La domanda deve essere inviata tramite posta elettronica certificata all’indirizzo mail del curatore. Nelle stesse modalità vanno inviati i documenti da allegare alla domanda. I titoli di credito come assegni e cambiali e quelli esecutivi come il decreto ingiuntivo o la sentenza devono essere depositati, invece, in originale presso la cancelleria del Tribunale territorialmente competente.
Si consiglia di predisporre la domanda in forma cartacea, stamparla e firmarla. Se ci si rivolge a un avvocato, sarà sua cura redigerla e provvedere alla firma. A questo punto, estrarre una copia informatica in uno dei formati più diffusi, fare lo stesso per i documenti allegati e inviarli tutti come allegato al messaggio di posta elettronica certificata da inviare al curatore.
La domanda, redatta in carta semplice, deve contenere l’indicazione della procedura a cui si intende partecipare, le generalità del creditore, l’indicazione della somma che si pretende far ammettere al passivo del debitore, cercando possibilmente di non omettere gli interessi, una sintetica esposizione dei fatti alla base della pretesa, l’indicazione dell’eventuale titolo di prelazione. In assenza di una tale segnalazione, il credito si considera chirografario, ossia non idoneo a determinare alcun diritto di prelazione, ma comunque viene ammesso ugualmente all’insinuazione del passivo. La domanda di ammissione al passivo non è soggetta al pagamento del contributo unificato e dei diritti.

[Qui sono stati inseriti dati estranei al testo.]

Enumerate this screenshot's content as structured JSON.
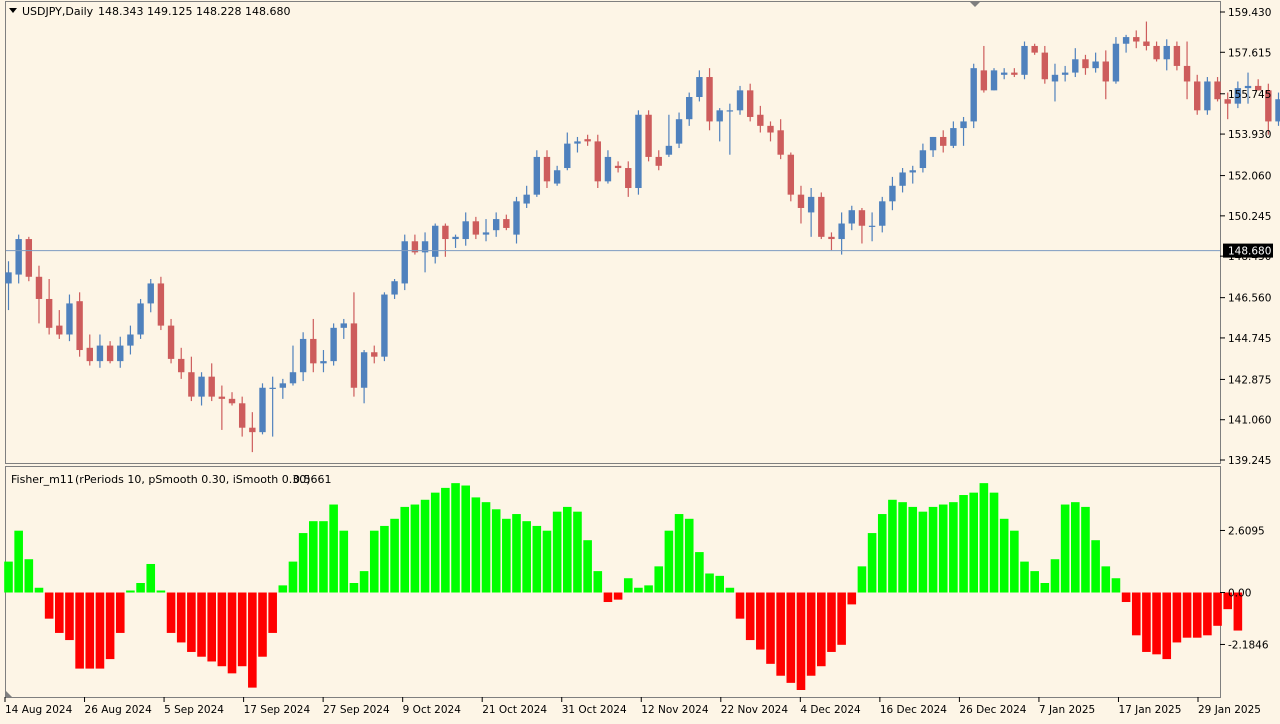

Dunque, quando si intende presentare una domanda di ammissione al passivo, per prima cosa bisogna comprendere se si è titolari di un diritto di credito privilegiato o chirografario, perché nel primo caso si gode del privilegio, appunto, di venire soddisfatti con precedenza rispetto ai creditori non assistiti da tale diritto. Con la domanda, il creditore presenta agli organi del fallimento l’istanza di insinuazione al passivo, ovvero chiede di essere incluso nella lista dei creditori, ai quali sarà distribuita la massa attiva del soggetto fallito.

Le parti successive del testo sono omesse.